Wednesday, March 01, 2006

Peace is a Practice

Ask anyone, and they will tell you they want peace. The question each of us must answer is what we’re prepared to do to attain it. Many of the worst tyrants in the world have justified their actions as necessary to achieve peace. Unfortunately, peace achieved through violence in any form inevitably leaves its residue, so that sometime later, pain and resentment rise to the surface and the cycle of violence in the name of peace continues.

From a Vedic perspective, each of us has opportunities on a daily basis to either contribute to or disturb the level of peace on earth.
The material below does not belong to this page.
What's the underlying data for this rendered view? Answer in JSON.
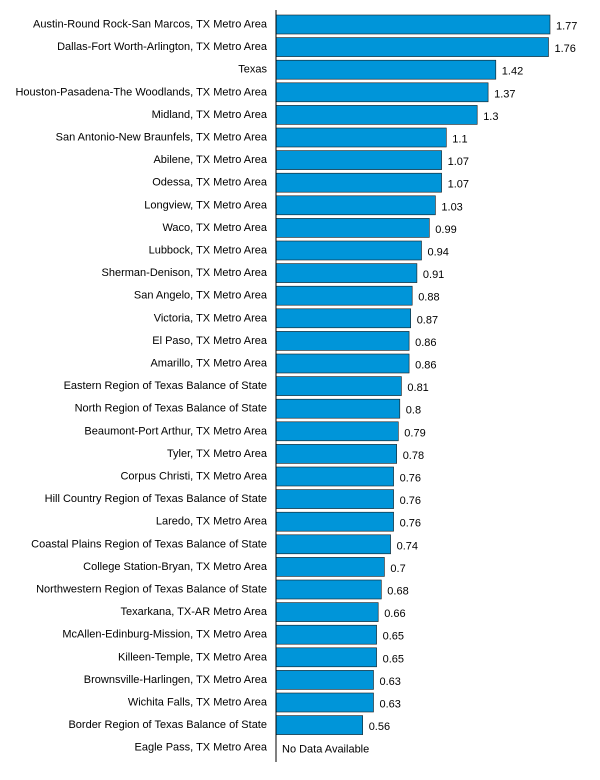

Most people do not commit regular acts of physical violence, but still express themselves in ways that are hurtful to those around them. Only about 15% of communication is the actual language we use. The remainder is the non-verbal information transmitted through our tone of voice, facial expressions, and body language. Sarcasm and condescension are forms of verbal aggression, leaving subtle wounds on hearts and minds. Paradoxically, in our ego-based struggles to fill our needs for control and approval, we create enemies who feed our sense of insecurity. 
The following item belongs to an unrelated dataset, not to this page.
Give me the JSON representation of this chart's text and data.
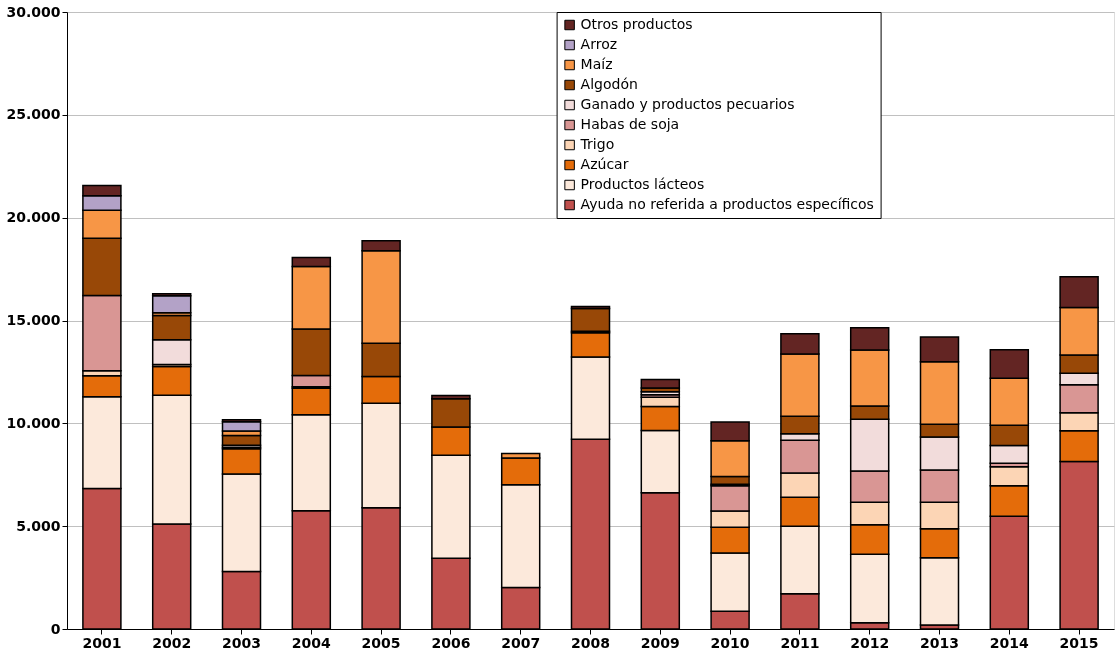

Acts of peace and violence have ramifications in the world. Thoughts of peace and violence have ramifications within our bodies. Today, see if you can maintain a state of witnessing awareness in which you consciously choose to express peace in every thought, word, and action. As you are preparing to go to sleep, review your words and actions, and see if you added to peace today. If you recognize that in your need to defend your self-importance, you contributed to turbulence in some way, see if there is a commitment you can make to contribute to peace tomorrow. Peace is worth the practice it requires.